Love it Love it Love it.... Cant say more than that


----------



## Hilly (Jun 26, 2007)

very sultry!


----------



## glam8babe (Jun 26, 2007)

JESUS CHRIST!!!!!!!! u should be a model your beautiful


----------



## ksyusha (Jun 26, 2007)

wow! very dramatic!!!!


----------



## entipy (Jun 26, 2007)

I'm glad someone revived this!

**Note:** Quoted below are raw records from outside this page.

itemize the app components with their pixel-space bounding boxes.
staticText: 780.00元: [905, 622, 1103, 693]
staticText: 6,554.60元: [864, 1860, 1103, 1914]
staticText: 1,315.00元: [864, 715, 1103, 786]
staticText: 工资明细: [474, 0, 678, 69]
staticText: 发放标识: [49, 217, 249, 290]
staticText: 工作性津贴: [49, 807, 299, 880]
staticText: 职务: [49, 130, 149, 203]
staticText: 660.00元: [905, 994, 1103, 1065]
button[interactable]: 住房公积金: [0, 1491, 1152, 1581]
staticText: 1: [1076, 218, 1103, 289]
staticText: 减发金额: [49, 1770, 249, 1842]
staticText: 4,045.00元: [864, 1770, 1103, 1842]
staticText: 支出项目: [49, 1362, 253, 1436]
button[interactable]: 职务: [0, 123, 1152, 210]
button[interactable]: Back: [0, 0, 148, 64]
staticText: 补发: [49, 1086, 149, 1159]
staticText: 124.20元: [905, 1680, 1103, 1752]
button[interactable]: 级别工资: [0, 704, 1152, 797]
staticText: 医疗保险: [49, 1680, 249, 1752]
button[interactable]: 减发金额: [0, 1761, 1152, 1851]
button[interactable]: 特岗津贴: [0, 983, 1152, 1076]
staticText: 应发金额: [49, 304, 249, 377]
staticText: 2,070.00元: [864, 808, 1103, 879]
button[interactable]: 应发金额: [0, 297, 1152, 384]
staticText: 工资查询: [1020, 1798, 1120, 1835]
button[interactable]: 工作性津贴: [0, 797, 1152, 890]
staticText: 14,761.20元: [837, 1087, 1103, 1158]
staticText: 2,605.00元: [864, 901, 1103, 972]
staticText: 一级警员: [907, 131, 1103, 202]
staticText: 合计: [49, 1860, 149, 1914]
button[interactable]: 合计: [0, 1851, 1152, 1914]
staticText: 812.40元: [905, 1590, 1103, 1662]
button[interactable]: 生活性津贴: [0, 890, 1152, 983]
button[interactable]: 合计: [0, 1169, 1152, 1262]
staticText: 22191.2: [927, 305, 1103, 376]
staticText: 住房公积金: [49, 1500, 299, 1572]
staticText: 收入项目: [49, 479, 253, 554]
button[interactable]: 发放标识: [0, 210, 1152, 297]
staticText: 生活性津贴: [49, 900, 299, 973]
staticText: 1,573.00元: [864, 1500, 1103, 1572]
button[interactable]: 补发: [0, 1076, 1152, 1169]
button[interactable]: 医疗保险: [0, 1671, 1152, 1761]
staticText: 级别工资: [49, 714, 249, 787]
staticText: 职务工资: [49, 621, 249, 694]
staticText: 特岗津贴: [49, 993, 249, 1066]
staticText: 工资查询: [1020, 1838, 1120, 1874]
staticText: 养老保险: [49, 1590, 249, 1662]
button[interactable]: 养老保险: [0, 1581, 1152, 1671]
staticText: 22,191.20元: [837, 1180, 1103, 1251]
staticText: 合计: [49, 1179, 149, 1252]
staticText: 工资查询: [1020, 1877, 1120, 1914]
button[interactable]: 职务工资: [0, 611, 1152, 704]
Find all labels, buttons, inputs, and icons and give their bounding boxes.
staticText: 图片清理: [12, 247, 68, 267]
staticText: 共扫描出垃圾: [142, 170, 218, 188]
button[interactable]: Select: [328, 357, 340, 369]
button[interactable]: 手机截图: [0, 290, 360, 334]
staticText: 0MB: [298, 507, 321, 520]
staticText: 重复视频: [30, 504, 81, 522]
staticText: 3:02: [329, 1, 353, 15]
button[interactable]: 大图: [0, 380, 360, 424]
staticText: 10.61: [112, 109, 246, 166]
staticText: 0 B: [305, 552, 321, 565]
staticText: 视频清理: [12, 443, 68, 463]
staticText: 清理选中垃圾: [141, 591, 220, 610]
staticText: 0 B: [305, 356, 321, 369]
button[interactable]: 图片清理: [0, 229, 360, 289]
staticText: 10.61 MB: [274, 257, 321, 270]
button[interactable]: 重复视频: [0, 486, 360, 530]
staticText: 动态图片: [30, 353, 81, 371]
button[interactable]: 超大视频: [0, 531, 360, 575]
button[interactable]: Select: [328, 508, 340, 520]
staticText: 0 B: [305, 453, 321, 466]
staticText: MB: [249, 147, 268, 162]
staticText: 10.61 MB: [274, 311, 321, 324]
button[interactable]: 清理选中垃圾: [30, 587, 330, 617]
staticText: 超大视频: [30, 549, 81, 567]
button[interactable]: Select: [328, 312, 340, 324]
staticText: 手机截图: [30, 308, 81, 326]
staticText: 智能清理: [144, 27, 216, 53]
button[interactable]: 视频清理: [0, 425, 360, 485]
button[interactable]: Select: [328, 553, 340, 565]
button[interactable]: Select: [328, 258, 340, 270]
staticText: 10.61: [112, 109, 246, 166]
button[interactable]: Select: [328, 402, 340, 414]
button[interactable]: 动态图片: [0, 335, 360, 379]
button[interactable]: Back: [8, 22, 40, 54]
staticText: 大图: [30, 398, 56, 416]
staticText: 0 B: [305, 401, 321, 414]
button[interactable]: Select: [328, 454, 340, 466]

This is absolutely gorgeous!!!


----------



## xvanityxwhorex (Jun 26, 2007)

stunning, fab liner


----------



## Krasevayadancer (Jun 26, 2007)

One word... HOT!!!


----------



## marichan0803 (Jun 26, 2007)

that is gorgeous! love it!!


----------



## queenofdisaster (Jun 26, 2007)

OMG you look like halle berry! gorgeous!


----------



## Suzyn (Jun 27, 2007)

Red looks great on your lips.


----------



## amietron (Jun 27, 2007)

That lip color is SO HOT!


----------



## MelodyKat (Jun 27, 2007)

Quote:

   Originally Posted by *queenofdisaster* 

 
_OMG you look like halle berry! gorgeous!_

 
Wowzers! I *wish* i did.....that lady is just iconic! But thank you for the compliment!


----------



## Shimmer (Jun 27, 2007)

Wow. Gorgeous.


----------



## YvetteJeannine (Jun 27, 2007)

*Oh, but this is *such* a pretty look!!!!  You pull it off very well
	

	
	
		
		

		
		
	


	


*


----------